The awards ceremony was held at the Smithsonian Institution’s National Air and Space Museum in Washington, DC.
The prestigious accolade honors a project to design and build a lunar lander, or Lunar Orbiter, which would land on the Moon for the first time.
The $2.8 billion project would launch in 2019.
The program is one of a number of NASA initiatives aimed at creating a human lunar mission, and is the first to launch a spacecraft to the lunar surface.
The award will go to The Boeing Company.
The Boeing Lunar Orbiters spacecraft would fly from Cape Canaveral Air Force Station on the Florida coast to the South Pole, where it would deploy a Lunar Surface Command and Control System (LSCS) on the surface of the Moon.
The LSCS would provide communications and data links to the ground station for the lander.
The lander would use the Lunar Orbit Engine (LEO) from Boeing, which is designed to fly missions to the surface in about two weeks.
The spacecraft would then rendezvous with the surface and perform a series of orbital maneuvers.
The lander’s orbit would then be determined by an orbital trajectory determined by the LSCA, the LEO, and the Lunar Propellant Transfer Vehicle (LPTV).
The LSC is a spacecraft that can carry a payload, such as a payload bay or solar panels, on top of it.

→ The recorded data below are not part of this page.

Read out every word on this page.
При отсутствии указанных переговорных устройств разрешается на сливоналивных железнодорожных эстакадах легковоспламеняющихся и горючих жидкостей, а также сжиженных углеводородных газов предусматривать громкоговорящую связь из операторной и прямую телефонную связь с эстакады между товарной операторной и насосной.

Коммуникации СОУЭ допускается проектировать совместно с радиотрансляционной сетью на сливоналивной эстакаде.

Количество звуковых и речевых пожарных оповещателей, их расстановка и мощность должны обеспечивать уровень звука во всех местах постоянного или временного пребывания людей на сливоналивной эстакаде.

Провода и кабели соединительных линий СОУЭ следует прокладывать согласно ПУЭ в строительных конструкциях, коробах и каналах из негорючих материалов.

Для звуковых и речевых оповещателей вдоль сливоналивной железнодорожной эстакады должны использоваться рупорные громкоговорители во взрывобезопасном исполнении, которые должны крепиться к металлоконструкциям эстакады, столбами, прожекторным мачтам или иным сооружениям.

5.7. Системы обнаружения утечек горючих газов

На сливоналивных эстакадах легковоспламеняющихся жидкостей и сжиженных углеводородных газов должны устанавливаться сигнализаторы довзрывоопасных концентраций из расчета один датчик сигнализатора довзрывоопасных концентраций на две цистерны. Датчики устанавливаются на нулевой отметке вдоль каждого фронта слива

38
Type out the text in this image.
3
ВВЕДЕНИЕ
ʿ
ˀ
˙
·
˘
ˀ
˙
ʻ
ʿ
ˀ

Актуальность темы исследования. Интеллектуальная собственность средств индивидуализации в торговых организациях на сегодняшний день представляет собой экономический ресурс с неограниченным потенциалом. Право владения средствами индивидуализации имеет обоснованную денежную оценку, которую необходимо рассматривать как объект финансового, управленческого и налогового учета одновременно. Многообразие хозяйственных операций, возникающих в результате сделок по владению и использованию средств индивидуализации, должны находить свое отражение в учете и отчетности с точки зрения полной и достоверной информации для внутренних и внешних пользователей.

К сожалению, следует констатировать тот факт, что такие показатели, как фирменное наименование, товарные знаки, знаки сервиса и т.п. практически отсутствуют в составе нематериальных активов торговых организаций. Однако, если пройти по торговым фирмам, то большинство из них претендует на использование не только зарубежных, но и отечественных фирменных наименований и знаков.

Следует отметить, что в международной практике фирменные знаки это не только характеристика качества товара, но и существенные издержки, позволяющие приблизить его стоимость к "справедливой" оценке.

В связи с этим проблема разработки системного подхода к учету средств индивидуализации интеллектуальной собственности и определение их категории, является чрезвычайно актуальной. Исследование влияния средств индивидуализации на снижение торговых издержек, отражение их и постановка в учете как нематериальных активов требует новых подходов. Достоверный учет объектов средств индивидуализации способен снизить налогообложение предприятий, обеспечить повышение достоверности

The LPTV, meanwhile, carries the spacecraft’s propellant tanks to the moon for use.
The first LSC was launched in 2007 and the LPTB, a second LSC, was launched last year.
The 2018 LSC mission was called the LCROSS mission, which was named after the American space agency’s mission commander, Neil Armstrong.
The 2018 LCROS mission was the LRS-16 mission, the name given to the second LSR mission, launched in May 2020.
The next three missions to launch to the International Space Station are scheduled for 2021, 2022, and 2023.
The last of these missions, the Space Launch System (SLS), is scheduled for launch in 2022.
The announcement of the winners was made at the National Air & Space Museum.